Author Guide · Literary Fiction
Kazuo Ishiguro
Books in Order
The complete guide to Nobel laureate Kazuo Ishiguro — from The Remains of the Day to Klara and the Sun, in order of what to read first.
All Kazuo Ishiguro Books
01
Never Let Me Go
Three childhood friends at a mysterious English boarding school slowly learn the truth about their existence. One of the most devastating novels of the 21st century — a quiet science fiction story that destroys you through restraint alone.
Literary FictionSci-FiEssential
02
The Remains of the Day
An English butler takes a road trip and, through memory and self-deception, reveals a life of suppressed feeling and wasted potential. Winner of the 1989 Booker Prize. Ishiguro's masterpiece of what goes unsaid.
Literary FictionHistoricalBooker Prize
03
Klara and the Sun
Klara is an Artificial Friend — a solar-powered robot — who observes the world from a shop window with extraordinary precision and warmth. A quiet, unsettling meditation on love, mortality, and what it means to be human.
Literary FictionSci-FiRecent
04
The Buried Giant
Post-Arthurian Britain. An elderly couple sets off on a journey, but a strange mist has erased the memories of everyone in the land. Medieval fantasy blended with Ishiguro's signature themes of memory, forgiveness, and what we choose to forget.
Literary FictionFantasyUnconventional
05
A Pale View of Hills
Ishiguro's debut novel — a Japanese widow living in England reflects on a friendship she made in Nagasaki after the war. Subtle, elliptical, and deeply unsettling in ways that only become fully clear on reflection.
Literary FictionDebutJapanese Setting
06
An Artist of the Floating World
An ageing Japanese painter reckons with his collaboration with imperial propaganda during WWII. A delicate, morally complex portrait of complicity, pride, and the difficulty of honest self-appraisal.

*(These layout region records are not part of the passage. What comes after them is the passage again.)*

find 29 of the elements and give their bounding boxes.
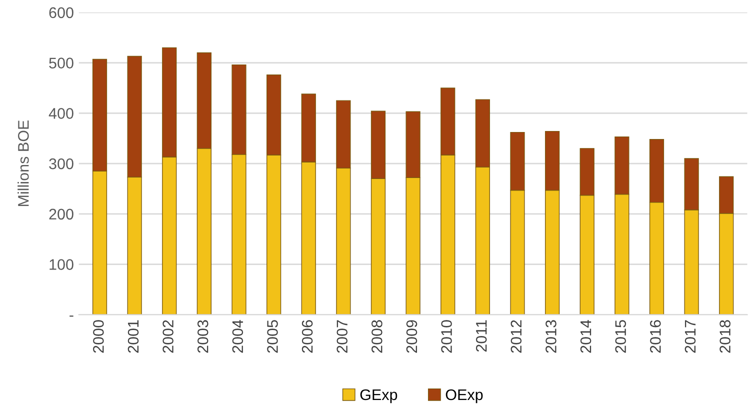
y-tick-label: 200 bbox=[49, 208, 74, 220]
x-tick-label: 2000 bbox=[93, 320, 104, 353]
x-tick-label: 2011 bbox=[476, 320, 487, 352]
x-tick-label: 2007 bbox=[336, 320, 348, 353]
y-tick-label: 600 bbox=[49, 7, 74, 18]
x-tick-label: 2006 bbox=[302, 320, 313, 353]
y-tick-label: 100 bbox=[50, 259, 74, 270]
x-tick-label: 2005 bbox=[267, 320, 278, 353]
y-tick-label: 500 bbox=[49, 58, 74, 68]
y-tick-label: 300 bbox=[49, 158, 74, 170]
x-tick-label: 2002 bbox=[162, 320, 174, 353]
y-tick-label: 400 bbox=[48, 108, 74, 119]
x-tick-label: 2004 bbox=[232, 320, 244, 353]
legend-label: GExp bbox=[360, 389, 398, 404]
x-tick-label: 2008 bbox=[372, 320, 382, 353]
x-tick-label: 2010 bbox=[441, 320, 452, 353]
x-tick-label: 2001 bbox=[128, 320, 139, 353]
x-tick-label: 2015 bbox=[615, 320, 626, 353]
x-tick-label: 2016 bbox=[650, 320, 661, 353]
x-tick-label: 2017 bbox=[684, 320, 696, 353]
y-axis-title: Millions BOE bbox=[18, 120, 29, 206]
x-tick-label: 2014 bbox=[580, 320, 592, 353]
x-tick-label: 2003 bbox=[197, 320, 208, 353]
x-tick-label: 2012 bbox=[510, 320, 522, 353]
y-tick-label: - bbox=[70, 316, 74, 317]
legend-label: OExp bbox=[446, 389, 483, 404]
x-tick-label: 2013 bbox=[546, 320, 556, 353]
x-tick-label: 2009 bbox=[406, 320, 418, 353]
x-tick-label: 2018 bbox=[720, 320, 730, 353]
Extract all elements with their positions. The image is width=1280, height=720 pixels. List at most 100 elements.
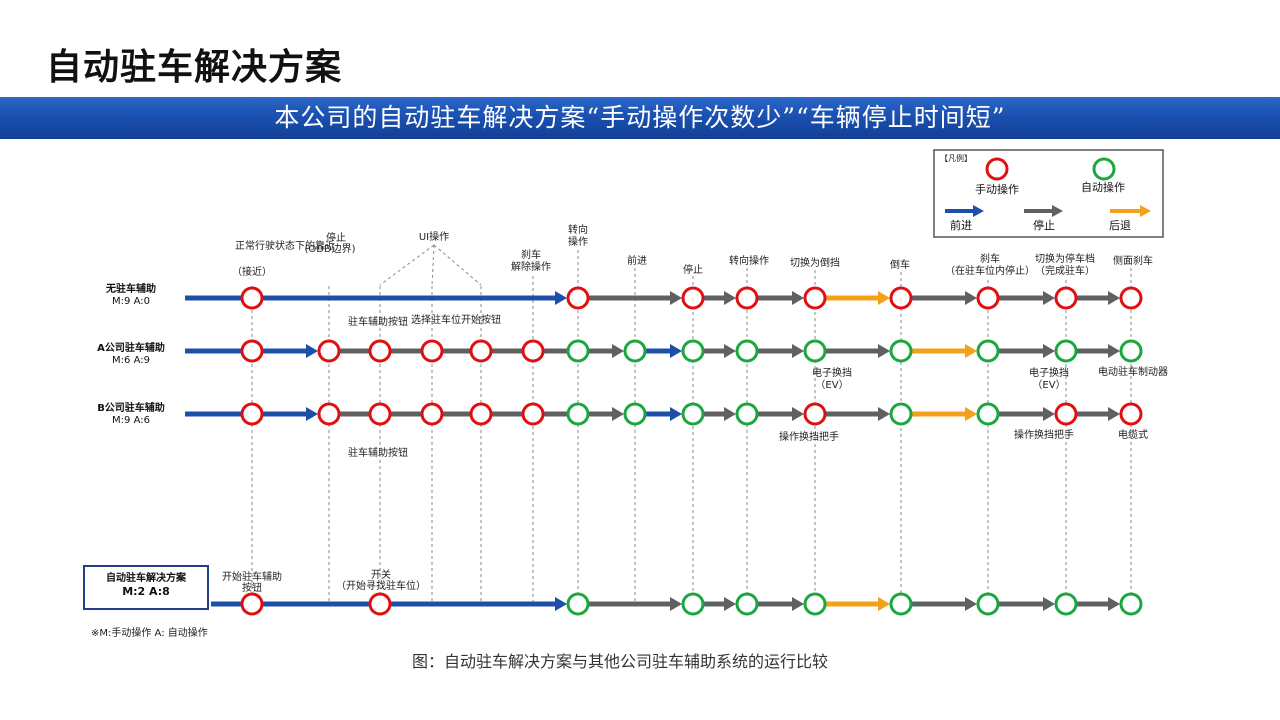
flow-arrowhead: [878, 344, 890, 358]
row-counts-none: M:9 A:0: [112, 296, 150, 307]
flow-arrowhead: [878, 291, 890, 305]
flow-arrowhead: [1043, 291, 1055, 305]
flow-arrowhead: [670, 344, 682, 358]
footnote: ※M:手动操作 A: 自动操作: [91, 628, 208, 639]
label-shift-reverse: 切换为倒挡: [790, 256, 840, 269]
manual-operation-node: [368, 592, 392, 616]
note-e-shift-a2-line1: 电子换挡: [1029, 366, 1069, 379]
legend-manual-label: 手动操作: [975, 182, 1019, 196]
manual-operation-node: [803, 402, 827, 426]
auto-operation-node: [889, 402, 913, 426]
label-stop: 停止: [683, 263, 703, 276]
flow-arrowhead: [792, 291, 804, 305]
flow-arrowhead: [670, 407, 682, 421]
auto-operation-node: [1119, 339, 1143, 363]
manual-operation-node: [240, 402, 264, 426]
legend-stop-label: 停止: [1033, 218, 1055, 232]
auto-operation-node: [566, 402, 590, 426]
manual-operation-node: [240, 592, 264, 616]
row-counts-company-a: M:6 A:9: [112, 355, 150, 366]
label-shift-park-line1: 切换为停车档: [1035, 252, 1095, 265]
manual-operation-node: [566, 286, 590, 310]
flow-arrowhead: [724, 407, 736, 421]
manual-operation-node: [368, 339, 392, 363]
auto-operation-node: [681, 339, 705, 363]
flow-arrowhead: [965, 291, 977, 305]
note-select-spot-button: 选择驻车位开始按钮: [411, 313, 501, 326]
row-counts-solution: M:2 A:8: [122, 585, 170, 598]
row-counts-company-b: M:9 A:6: [112, 415, 150, 426]
flow-arrowhead: [1043, 344, 1055, 358]
auto-operation-node: [803, 592, 827, 616]
legend-stop-arrowhead: [1052, 205, 1063, 217]
note-switch-line1: 开关: [371, 568, 391, 581]
label-brake-in-spot-line1: 刹车: [980, 252, 1000, 265]
flow-arrowhead: [612, 407, 624, 421]
legend-reverse-arrowhead: [1140, 205, 1151, 217]
label-steering-op: 转向操作: [729, 254, 769, 267]
manual-operation-node: [521, 339, 545, 363]
flow-arrowhead: [965, 344, 977, 358]
flow-arrowhead: [965, 407, 977, 421]
auto-operation-node: [976, 339, 1000, 363]
note-start-assist-line2: 按钮: [242, 581, 262, 594]
auto-operation-node: [566, 592, 590, 616]
legend-forward-arrowhead: [973, 205, 984, 217]
flow-row-1: [185, 339, 1143, 363]
auto-operation-node: [976, 402, 1000, 426]
flow-arrowhead: [555, 597, 567, 611]
label-side-brake: 侧面刹车: [1113, 254, 1153, 267]
manual-operation-node: [420, 402, 444, 426]
note-e-shift-a2-line2: （EV）: [1032, 379, 1065, 391]
manual-operation-node: [420, 339, 444, 363]
row-label-solution: 自动驻车解决方案: [106, 571, 187, 584]
flow-arrowhead: [670, 597, 682, 611]
flow-arrowhead: [1108, 344, 1120, 358]
auto-operation-node: [889, 592, 913, 616]
manual-operation-node: [1119, 286, 1143, 310]
auto-operation-node: [803, 339, 827, 363]
label-normal-approach: 正常行驶状态下的靠近: [235, 239, 335, 252]
flow-arrowhead: [792, 407, 804, 421]
legend-manual-circle: [985, 157, 1009, 181]
auto-operation-node: [976, 592, 1000, 616]
auto-operation-node: [889, 339, 913, 363]
legend-auto-label: 自动操作: [1081, 180, 1125, 194]
flow-row-3: [211, 592, 1143, 616]
note-cable-type: 电缆式: [1118, 428, 1148, 441]
flow-arrowhead: [1108, 407, 1120, 421]
page-title: 自动驻车解决方案: [46, 47, 343, 88]
flow-arrowhead: [724, 291, 736, 305]
row-label-none: 无驻车辅助: [105, 282, 156, 295]
auto-operation-node: [681, 402, 705, 426]
manual-operation-node: [469, 339, 493, 363]
label-brake-release-line1: 刹车: [521, 248, 541, 261]
flow-arrowhead: [1108, 597, 1120, 611]
auto-operation-node: [623, 339, 647, 363]
label-stop-odd-line2: (ODD边界): [304, 243, 355, 255]
row-labels: 无驻车辅助 M:9 A:0 A公司驻车辅助 M:6 A:9 B公司驻车辅助 M:…: [83, 282, 209, 610]
label-approach: （接近）: [232, 265, 272, 278]
flow-arrowhead: [555, 291, 567, 305]
manual-operation-node: [976, 286, 1000, 310]
row-label-company-a: A公司驻车辅助: [97, 341, 165, 354]
label-reverse: 倒车: [890, 258, 910, 271]
manual-operation-node: [889, 286, 913, 310]
flow-arrowhead: [306, 344, 318, 358]
note-switch-line2: （开始寻找驻车位）: [336, 579, 426, 592]
auto-operation-node: [735, 402, 759, 426]
manual-operation-node: [317, 402, 341, 426]
legend-title: 【凡例】: [940, 153, 972, 163]
flow-arrowhead: [792, 597, 804, 611]
legend-forward-label: 前进: [950, 218, 972, 232]
note-shift-lever-b1: 操作换挡把手: [779, 430, 839, 443]
flow-arrowhead: [965, 597, 977, 611]
label-steering-line1: 转向: [568, 223, 588, 236]
flow-arrowhead: [1043, 597, 1055, 611]
auto-operation-node: [623, 402, 647, 426]
note-start-assist-line1: 开始驻车辅助: [222, 570, 282, 583]
manual-operation-node: [1054, 402, 1078, 426]
row-label-company-b: B公司驻车辅助: [97, 401, 165, 414]
legend: 【凡例】 手动操作 自动操作 前进 停止 后退: [933, 149, 1164, 238]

Literary FictionHistoricalJapan
07
The Unconsoled
A pianist arrives in a European city and can't remember why. The world operates on dreamlike logic — nothing is where it should be, conversations are interrupted, and obligations pile up. Polarising and strange. Read it after the others.
Literary FictionExperimentalChallenging
08
Nocturnes
Five stories connected by music and its emotional cost. More accessible than The Unconsoled but equally melancholy — Ishiguro's short fiction at its most playful and poignant.
Literary FictionShort StoriesMusic
Frequently Asked Questions
What is the best Kazuo Ishiguro book to start with?
Never Let Me Go or The Remains of the Day — those are the two essential starting points. Never Let Me Go is more immediately emotionally devastating; The Remains of the Day is technically the greater achievement. Start with whichever premise draws you in more.
Is Never Let Me Go science fiction?
Technically yes — it takes place in an alternate version of England with cloning technology. But it's primarily a literary novel about mortality, love, and acceptance. If you normally avoid sci-fi, don't let the label put you off. It has more in common with Atonement than with The Martian.
Why did Kazuo Ishiguro win the Nobel Prize?
The Swedish Academy cited novels that "uncovered the abyss beneath our illusory sense of connection with the world." His exploration of memory, self-deception, and loss — done with such restraint and technical mastery — was considered among the most significant bodies of work in contemporary literature.
Should I read The Unconsoled?
Read it after you've loved at least two or three other Ishiguro novels. It's his most challenging and experimental work — structured like a waking dream, deliberately frustrating. Some readers find it brilliant; others find it unreadable. Either way, save it for later.